YouTube Kids Will Give Parents More Control But 'No System Is Perfect'

Acknowledging its portal for kids still has some growing up to do, YouTube announced that it's preparing to give parents more control over YouTube Kids and new ways to display the app's content.

YouTube Kids has been downloaded more than 8 million times since its launch back in February, Google announced last Thursday. The portal for children has maintained a rating of over four stars on Google Play and managed to stay in the top five ranks for kid-friendly apps in the app store.

"Not bad for a seven-month old," says Google's YouTube team. "When we announced the app, we said YouTube Kids was our first step in reimagining YouTube for families. And we're always looking for ways to make it even better."

To help parents exercise more control over what their children see on YouTube Kids, Google is offering an in-app tutorial that will brief parents on all of the app's features. During the tutorial, the app will prompt parents to choose between allowing the app's search feature or turning it off.

YouTube will also let parents customize their YouTube Kids password.

"We've also heard some parents prefer a personal passcode, rather than a spelled-out code, so we've added this option to access parental controls," says YouTube.

YouTube also added more big-screen support for YouTube Kids that will allow the app to stream content to Chromecast, Apple TV, game consoles and smart TVs. The app is also offering more original content for kids and guest-curated playlists, such as National Geographic Kids and the upcoming Amy Poehler's Smart Girls.

Not even in its terrible twos, YouTube for Kids has already been the subject of a complaint filed with the Federal Trade Commission.

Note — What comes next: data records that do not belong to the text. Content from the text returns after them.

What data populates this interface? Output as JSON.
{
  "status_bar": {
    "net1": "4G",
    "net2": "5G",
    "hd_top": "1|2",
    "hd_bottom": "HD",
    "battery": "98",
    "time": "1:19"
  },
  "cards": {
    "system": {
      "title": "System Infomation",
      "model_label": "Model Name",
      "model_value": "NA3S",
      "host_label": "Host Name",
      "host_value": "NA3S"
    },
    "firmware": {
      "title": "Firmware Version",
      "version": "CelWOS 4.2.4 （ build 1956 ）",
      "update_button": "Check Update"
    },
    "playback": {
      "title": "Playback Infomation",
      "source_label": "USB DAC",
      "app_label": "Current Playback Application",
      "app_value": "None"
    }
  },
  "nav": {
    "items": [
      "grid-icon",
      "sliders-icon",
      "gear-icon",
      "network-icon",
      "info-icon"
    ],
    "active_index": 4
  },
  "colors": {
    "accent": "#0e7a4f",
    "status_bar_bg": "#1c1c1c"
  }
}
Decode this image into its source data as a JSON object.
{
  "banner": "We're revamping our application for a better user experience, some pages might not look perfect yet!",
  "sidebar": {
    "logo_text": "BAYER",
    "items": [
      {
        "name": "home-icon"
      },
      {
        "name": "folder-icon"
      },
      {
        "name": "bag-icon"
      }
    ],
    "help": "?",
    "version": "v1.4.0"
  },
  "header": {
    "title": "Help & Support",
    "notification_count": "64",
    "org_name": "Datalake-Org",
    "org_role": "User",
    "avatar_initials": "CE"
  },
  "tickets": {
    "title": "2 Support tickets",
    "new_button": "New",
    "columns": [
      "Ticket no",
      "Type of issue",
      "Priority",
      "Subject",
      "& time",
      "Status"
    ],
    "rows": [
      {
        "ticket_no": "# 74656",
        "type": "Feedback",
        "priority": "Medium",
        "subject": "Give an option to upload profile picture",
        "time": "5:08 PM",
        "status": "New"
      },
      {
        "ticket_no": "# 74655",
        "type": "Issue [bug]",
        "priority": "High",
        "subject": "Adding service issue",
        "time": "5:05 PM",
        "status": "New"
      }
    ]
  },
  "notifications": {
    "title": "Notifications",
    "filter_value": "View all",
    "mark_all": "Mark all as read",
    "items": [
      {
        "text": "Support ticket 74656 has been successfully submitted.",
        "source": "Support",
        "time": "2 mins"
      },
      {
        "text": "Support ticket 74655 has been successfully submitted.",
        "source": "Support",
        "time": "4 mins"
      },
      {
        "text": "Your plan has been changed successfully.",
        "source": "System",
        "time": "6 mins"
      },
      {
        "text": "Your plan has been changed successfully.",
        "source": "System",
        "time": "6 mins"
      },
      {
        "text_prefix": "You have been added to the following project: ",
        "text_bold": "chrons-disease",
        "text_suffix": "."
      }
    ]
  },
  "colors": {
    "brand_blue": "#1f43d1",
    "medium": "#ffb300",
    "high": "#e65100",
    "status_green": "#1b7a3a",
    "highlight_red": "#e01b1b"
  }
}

The Campaign for Commercial-Free Childhood and the Center for Digital Democracy complained that the app allows video that have adult themes, including references to drug abuse and pedophilia.

"Google promised parents that YouTube Kids would deliver appropriate content for children, but it has failed to fulfill its promise," said Aaron Mackey, an attorney who represents the two groups.

Whether those allegations are true or not, Google is at least trying to make YouTube Kids as friendly a place as billed. The changes Google is promising should arrive in the "next few weeks."

"We always try to make the videos available in the app family-friendly, but no system is perfect," says YouTube. "So if you ever find a video you're concerned about, please flag it. This helps make YouTube Kids better for everyone."